EntreMed Inc. is a clinical-stage biopharmaceutical company developing and testing product candidates that address the role of blood and blood vessels in health and disease. They are primarily focused on developing antiangiogenic drugs designed to inhibit the abnormal new blood vessel growth associated with cancer as well as a broad range of diseasesincluding certain types of blindness and atherosclerosis. EntreMed Inc. has a market cap of $36 million; its shares were traded at around $0.41 with and P/S ratio of 4.8. Highlight of Business Operations: In order to regain compliance with the $1.00 minimum closing bid price, the closing price of our common stock must be at least $1.00 for a minimum of 10 consecutive business days. We will continue to pursue partnering opportunities to raise less-dilutive capital and could defer all or a portion of our product candidate development costs. In the event that our common stock continues to trade under $1.00, we will consider all alternatives in order to maintain the public trading status of our stock.
Research and Development Expenses. Our research and development expenses totaled $1,953,000 for the three months ended March 31, 2009 and $6,187,000 for the corresponding 2008 period. The decrease results primarily from the absence of expenditures on MKC-1 and Panzem® clinical programs and the absence of ENMD-1198 and Panzem® manufacturing costs. Reflected in our R&D expenses for the three-month period ended March 31, 2009 are direct project costs of $772,000 for ENMD-2076, $262,000 for MKC-1, $107,000 for Panzem® and $97,000 for ENMD-1198. The 2008 research and development expenses for the comparable period included $760,000 for ENMD-2076, $1,177,000 for MKC-1, $1,745,000 direct project costs for Panzem® and $1,107,000 for ENMD-1198.

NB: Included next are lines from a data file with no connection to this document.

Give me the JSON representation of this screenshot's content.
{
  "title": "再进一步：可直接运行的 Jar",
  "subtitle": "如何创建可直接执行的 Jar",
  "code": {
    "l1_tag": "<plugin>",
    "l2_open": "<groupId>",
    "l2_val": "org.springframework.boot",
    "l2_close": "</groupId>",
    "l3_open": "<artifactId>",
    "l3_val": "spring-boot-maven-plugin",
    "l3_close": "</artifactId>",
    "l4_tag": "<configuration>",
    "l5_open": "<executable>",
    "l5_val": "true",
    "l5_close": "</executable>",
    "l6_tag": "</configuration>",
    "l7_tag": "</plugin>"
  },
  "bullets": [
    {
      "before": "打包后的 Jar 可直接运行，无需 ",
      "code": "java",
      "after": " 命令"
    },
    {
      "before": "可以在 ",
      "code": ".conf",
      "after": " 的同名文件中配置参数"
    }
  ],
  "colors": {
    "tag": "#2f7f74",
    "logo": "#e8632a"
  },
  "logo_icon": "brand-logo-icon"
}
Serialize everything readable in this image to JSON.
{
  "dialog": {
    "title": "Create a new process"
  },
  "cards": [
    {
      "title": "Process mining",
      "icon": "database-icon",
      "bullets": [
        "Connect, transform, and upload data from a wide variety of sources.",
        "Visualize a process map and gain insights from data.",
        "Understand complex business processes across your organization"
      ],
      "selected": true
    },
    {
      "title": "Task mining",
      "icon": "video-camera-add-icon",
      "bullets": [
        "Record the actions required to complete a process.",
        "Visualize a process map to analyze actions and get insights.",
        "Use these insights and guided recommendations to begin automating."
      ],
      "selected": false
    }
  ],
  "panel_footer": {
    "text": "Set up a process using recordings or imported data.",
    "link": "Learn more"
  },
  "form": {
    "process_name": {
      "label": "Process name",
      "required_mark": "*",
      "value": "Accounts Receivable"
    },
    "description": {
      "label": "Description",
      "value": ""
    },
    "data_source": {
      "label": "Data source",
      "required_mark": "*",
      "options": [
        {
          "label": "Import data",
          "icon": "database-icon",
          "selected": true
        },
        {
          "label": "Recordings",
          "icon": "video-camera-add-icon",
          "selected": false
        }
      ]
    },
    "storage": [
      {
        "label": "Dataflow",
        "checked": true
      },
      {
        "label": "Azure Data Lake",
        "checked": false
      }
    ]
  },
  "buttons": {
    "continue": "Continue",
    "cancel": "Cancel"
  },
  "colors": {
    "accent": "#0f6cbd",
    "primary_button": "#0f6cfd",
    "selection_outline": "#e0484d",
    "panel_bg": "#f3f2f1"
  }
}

At March 31, 2009, accumulated direct project expenses for Panzem® were $54,225,000, direct ENMD-1198 project expenses totaled $13,063,000; accumulated direct project expenses for MKC-1 totaled $10,219,000, since acquired; and for ENMD-2076, accumulated project expenses totaled $9,895,000. Our R&D expenses also include non-cash stock-based compensation, pursuant to the adoption of SFAS 123R, totaling $57,000 for the three months ended March 31, 2009 and $56,000 for the corresponding 2008 period. The balance of our R&D expenditures includes facilities costs and other departmental overhead, and expenditures related to the advancement of our pre-clinical programs.
Also reflected in our 2009 research and development expenses for the three-month period ended March 31, 2009 are personnel costs of $625,000, patent costs of $169,000 and facility and related expenses of $232,000. In the corresponding 2008 period, these expenses totaled $1,504,000, $151,000 and $370,000, respectively. These decreased expenses result from our corporate restructuring at the end of 2008, which significantly reduced our research and development staff and our facility rental costs.
To date, we have been engaged primarily in research and development activities. As a result, we have incurred and expect to continue to incur operating losses in 2009 and the foreseeable future before we commercialize any products. In January 2006, we acquired Miikana Therapeutics, a private biotechnology company, in exchange for 9.96 million shares of our common stock and the assumption of certain obligations of Miikana. We acquired certain drug candidates in connection with the acquisition, including the lead molecule in the Aurora Kinase Program, ENMD-2076, which advanced into clinical development in 2008. ENMD-2076 is a kinase inhibitor with activity towards Aurora A and multiple other kinases linked to promoting cancer. The dosing of the first patient in ENMD-2076 trials triggered a milestone payment of $2 million to the former Miikana stockholders. In June 2008, 2,564,105 shares of common stock were issued to the former Miikana stockholders as consideration for the satisfaction of the milestone payment. Under the terms of the merger agreement, the former Miikana stockholders may earn up to an additional $16 million of potential payments upon the satisfaction of additional clinical and regulatory milestones. If ENMD-2076 successfully completes Phase 1 clinical trials and advances to Phase 2, the dosing of the first patient will trigger an additional milestone payment of $3 million, which could occur in 2010 and can be paid in cash or stock at our sole discretion. Through the acquisition, we also acquired rights to MKC-1, a Phase 2 clinical candidate licensed from Hoffman-LaRoche, Inc. (Roche) by Miikana in April 2005. Under the terms of the agreement, Roche may be entitled to receive future payments upon successful attainment of certain clinical, regulatory and commercialization milestones; however, we do not expect to trigger any of these milestone payments.
At March 31, 2009, we had cash and short-term investments of $20,826,910 with working capital of $9,417,492. We invest our capital resources with the primary objective of capital preservation. As a result of trends in interest rates, we have invested in some securities with maturity dates of more than 90 days to enhance our investment yields. As such, some of our invested balances are classified as short-term investments rather than cash equivalents in our consolidated financial statements at March 31, 2009.